The key to cooking a patty melt outdoors is to go hard and fast on the burger, and low and slow on the bread. I know that the purists out there will scoff at the American cheese I chose to use for these guys, and you are certainly welcome to use Swiss, but it's just what I happened to have on hand.
The easiest way to prepare the patty melt is to cook each component separately before assembling everything to let'em meld together. So that means first cooking a few rings of onions (brush'em down with oil, salt and pepper first) until tender and charred, followed by heavy searing of the burger patties (they should be well-charred but still a good 20°F undercooked in their center).
After the patties come off the grill, I place my bread over moderate heat to lightly toast the first side. I then flip the bread, place a slice of cheese on one, add my burger patty, my onions, a second slice of cheese, and top it all with the second slice of bread—and this is key—toasted-side-facing-in.
This extra side of toasting accomplishes two goals. First, it adds an extra level of charred, smoky flavor, but more importantly, it gives the cheese a head start on melting for ultimate goo-factor.

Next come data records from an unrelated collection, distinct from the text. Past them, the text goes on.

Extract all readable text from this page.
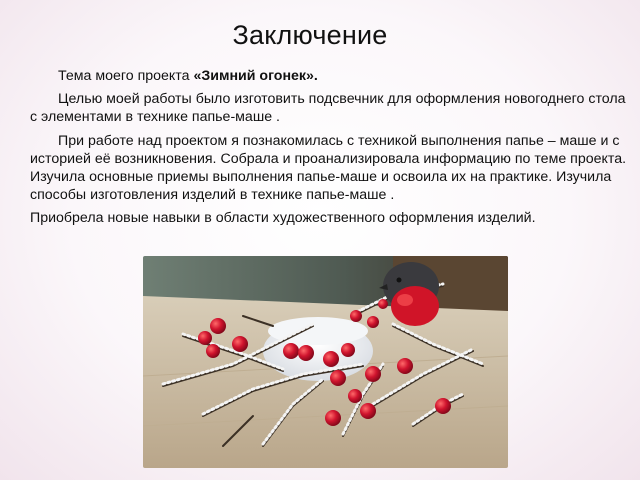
Заключение

Тема моего проекта «Зимний огонек».

Целью моей работы было изготовить подсвечник для оформления новогоднего стола с элементами в технике папье-маше .

При работе над проектом я познакомилась с техникой выполнения папье – маше и с историей её возникновения. Собрала и проанализировала информацию по теме проекта. Изучила основные приемы выполнения папье-маше и освоила их на практике. Изучила способы изготовления изделий в технике папье-маше .

Приобрела новые навыки в области художественного оформления изделий.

Slow cooking over a moderately cool section of the grill allows the burger patty in the center to gently come up to its final temperature as the exterior of the sandwich toasts. Meanwhile, the cheese and onions melt into each other and all over the bread and meat, fusing the sandwich into a glorious whole. Remember: A patty melt is not just cheese, burger, and onion on bread—it must come together into a coherent package to achieve its true potential.